Research
Dust morphology and its impact on the aerosol optics, reactive uptake of trace gases and UV-Vis trace gas retrievals
Mineral dust is often treated as spherical in chemical transport and trace gas retrieval models. We investigate how dust shape affects gas-particle and radiation-particle interactions. We examine the impact of dust shape on optical properties and trace gas retrievals at ultraviolet and visible wavelengths. We find that treating dust as nonspherical in trace gas retrievals of nitrogen dioxide decreases the retrieval sensitivity to dust. We also examine the impact of dust shape on heterogeneous chemistry by developing and applying a theoretical model. We find that dust pores change particle surface area significantly and subsequently, reaction and diffusion parameters. Overall, this study signifies the importance of accounting for nonsphericity in chemical transport and trace gas retrieval models.

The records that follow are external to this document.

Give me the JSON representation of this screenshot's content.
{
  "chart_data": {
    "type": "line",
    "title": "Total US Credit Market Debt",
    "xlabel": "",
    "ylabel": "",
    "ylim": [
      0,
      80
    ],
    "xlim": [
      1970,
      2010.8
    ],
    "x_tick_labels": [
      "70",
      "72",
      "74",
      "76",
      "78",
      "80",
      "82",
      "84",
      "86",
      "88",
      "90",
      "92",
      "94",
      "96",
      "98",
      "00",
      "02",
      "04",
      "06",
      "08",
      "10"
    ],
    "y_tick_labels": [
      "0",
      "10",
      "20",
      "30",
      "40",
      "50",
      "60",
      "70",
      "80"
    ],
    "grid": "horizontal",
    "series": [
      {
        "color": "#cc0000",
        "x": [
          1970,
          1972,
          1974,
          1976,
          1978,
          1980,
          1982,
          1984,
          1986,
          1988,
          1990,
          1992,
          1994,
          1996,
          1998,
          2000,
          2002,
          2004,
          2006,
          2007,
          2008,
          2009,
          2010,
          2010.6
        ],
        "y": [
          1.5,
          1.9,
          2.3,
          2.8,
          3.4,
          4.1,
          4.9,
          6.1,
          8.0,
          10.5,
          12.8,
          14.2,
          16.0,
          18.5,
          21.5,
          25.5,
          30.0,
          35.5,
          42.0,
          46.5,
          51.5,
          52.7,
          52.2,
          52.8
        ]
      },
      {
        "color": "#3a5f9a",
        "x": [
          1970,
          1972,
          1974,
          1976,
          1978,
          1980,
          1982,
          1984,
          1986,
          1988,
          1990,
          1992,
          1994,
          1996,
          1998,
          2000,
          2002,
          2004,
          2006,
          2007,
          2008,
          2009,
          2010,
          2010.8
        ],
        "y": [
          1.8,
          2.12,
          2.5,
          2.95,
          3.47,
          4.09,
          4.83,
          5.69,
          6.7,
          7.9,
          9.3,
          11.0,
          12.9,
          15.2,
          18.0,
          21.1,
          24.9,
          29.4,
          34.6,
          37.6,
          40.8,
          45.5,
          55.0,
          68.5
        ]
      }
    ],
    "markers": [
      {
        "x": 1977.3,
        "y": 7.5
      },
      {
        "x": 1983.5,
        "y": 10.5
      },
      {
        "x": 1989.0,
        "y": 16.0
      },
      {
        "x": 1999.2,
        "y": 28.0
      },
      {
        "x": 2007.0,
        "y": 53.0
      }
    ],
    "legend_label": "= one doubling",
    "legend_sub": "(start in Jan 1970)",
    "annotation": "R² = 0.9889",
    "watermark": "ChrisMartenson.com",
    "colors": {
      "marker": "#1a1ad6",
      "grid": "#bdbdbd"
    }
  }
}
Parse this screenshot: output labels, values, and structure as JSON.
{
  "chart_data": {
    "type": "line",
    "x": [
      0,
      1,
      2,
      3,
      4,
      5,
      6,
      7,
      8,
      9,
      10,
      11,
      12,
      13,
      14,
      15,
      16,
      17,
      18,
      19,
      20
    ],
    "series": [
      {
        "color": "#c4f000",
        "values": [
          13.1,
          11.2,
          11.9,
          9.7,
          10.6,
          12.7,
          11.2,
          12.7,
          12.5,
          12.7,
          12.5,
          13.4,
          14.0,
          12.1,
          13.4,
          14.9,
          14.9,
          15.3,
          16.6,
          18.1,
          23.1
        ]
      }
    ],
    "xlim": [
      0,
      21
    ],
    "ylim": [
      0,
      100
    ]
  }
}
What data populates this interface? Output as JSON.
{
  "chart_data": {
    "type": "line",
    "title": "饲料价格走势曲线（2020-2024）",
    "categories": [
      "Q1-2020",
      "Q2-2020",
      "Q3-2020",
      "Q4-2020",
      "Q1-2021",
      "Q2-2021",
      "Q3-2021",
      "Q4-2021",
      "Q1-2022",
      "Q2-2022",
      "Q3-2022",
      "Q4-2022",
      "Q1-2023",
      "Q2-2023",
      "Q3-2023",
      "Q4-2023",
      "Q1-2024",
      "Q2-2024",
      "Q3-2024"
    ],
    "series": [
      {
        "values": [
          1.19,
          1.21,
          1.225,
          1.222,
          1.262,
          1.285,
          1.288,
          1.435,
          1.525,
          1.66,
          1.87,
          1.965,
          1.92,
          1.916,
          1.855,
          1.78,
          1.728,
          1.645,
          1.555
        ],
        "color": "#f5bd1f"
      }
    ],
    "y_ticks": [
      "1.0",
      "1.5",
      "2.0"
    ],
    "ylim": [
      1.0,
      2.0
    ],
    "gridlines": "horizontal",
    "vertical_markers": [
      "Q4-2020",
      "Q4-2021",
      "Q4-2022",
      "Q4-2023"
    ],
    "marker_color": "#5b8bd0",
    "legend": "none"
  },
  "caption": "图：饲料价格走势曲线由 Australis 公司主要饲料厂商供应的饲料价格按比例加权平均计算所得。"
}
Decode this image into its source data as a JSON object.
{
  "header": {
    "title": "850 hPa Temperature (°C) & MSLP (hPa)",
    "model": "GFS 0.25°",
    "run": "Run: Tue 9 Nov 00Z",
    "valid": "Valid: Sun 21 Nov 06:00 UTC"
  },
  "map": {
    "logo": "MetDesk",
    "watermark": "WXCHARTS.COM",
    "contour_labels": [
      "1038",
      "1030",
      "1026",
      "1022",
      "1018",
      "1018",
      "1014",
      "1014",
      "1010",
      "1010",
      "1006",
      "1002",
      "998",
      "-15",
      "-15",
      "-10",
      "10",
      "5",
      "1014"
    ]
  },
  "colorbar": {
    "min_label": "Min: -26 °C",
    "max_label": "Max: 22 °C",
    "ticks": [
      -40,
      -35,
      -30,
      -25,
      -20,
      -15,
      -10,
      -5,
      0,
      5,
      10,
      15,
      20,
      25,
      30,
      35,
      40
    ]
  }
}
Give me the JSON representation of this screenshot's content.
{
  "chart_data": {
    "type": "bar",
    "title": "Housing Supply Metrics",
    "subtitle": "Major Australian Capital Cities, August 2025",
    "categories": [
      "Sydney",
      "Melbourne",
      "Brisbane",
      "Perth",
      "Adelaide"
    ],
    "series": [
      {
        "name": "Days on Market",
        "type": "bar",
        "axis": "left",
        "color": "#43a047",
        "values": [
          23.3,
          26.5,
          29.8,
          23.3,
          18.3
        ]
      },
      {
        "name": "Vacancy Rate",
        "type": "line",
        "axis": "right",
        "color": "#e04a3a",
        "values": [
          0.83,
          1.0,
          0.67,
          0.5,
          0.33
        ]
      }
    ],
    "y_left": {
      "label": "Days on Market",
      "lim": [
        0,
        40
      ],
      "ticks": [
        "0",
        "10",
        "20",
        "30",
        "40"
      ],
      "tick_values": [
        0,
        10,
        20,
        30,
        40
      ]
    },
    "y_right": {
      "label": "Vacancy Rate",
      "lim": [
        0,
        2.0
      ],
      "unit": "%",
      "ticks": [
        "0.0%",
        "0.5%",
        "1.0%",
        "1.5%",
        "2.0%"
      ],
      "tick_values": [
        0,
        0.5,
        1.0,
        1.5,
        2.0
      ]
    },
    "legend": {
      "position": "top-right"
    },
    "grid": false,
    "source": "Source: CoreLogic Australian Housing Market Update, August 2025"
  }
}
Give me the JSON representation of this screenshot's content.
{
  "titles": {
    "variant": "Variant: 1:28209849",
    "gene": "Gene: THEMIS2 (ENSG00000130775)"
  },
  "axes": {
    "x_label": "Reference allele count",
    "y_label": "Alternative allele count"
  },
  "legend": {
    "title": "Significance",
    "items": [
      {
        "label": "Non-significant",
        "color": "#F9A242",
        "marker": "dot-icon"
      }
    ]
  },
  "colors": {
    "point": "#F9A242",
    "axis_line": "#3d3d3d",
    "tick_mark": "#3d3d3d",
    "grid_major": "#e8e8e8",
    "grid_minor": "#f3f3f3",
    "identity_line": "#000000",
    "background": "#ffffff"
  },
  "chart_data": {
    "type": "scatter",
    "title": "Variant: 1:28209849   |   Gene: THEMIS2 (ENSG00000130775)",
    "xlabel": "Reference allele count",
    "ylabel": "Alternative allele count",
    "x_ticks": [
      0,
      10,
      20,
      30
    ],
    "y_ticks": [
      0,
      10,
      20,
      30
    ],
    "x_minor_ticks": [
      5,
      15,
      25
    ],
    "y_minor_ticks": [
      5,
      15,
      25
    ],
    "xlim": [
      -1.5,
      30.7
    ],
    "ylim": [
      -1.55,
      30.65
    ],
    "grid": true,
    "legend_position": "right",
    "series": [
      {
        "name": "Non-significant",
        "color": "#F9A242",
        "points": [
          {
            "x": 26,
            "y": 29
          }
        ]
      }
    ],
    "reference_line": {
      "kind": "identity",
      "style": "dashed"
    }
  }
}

Fire plume height and it’s impact on the surface PM2.5 inferred from satellite AOD
Wildfires can inject smoke at high altitudes in the atmosphere. The resulting free tropospheric aerosols may affect inference of ground-level fine particulate matter (PM2.5) from satellite retrievals of columnar aerosol optical depth (AOD), yet the effects of accounting for plume height in this inference are poorly understood. In this study, we include in the GEOS-Chem chemical transport model a plume height parameterization (GFAS, Global Fire Assimilation System) that represents the vertical distribution of wildfire smoke to examine its effect on PM2.5 inferred from satellite AOD during wildfires over the United States and Canada. We examine the GFAS plume height against satellite observations from EPIC (Earth Polychromatic Imaging Camera) and find a low bias of a factor 1.7 in the GFAS plume height over evergreen needleleaf forests of North America during the six years examined (2016-2018, 2020-2022). We scale the GFAS plume height over evergreen needleleaf forests in GEOS-Chem to better represent the EPIC observations. We focus on the years 2018 and 2020 when large wildfires yield prominent signals. We find that replacing the default ground-level wildfire emissions in GEOS-Chem with the scaled GFAS vertically distributed emissions reduces the bias between measured PM2.5 and PM2.5 inferred from MAIAC satellite AOD for 2018 (slope decreases from 2.6 to 1.4) and for 2020 (slope decreases from 2.7 to 0.98). Vertically distributing the wildfire emissions using GFAS plume height also improves the simulated AOD versus sun photometer observations in 2018 (slope increases from 0.35 to 0.86, r^2 increases from 0.41 to 0.46) and 2020 (slope increases from 0.20 to 0.79, and r^2 increases from 0.32 to 0.88). Overall, this study signifies the importance of vertically distributing wildfire emissions for inference of PM2.5 from satellite AOD during wildfires.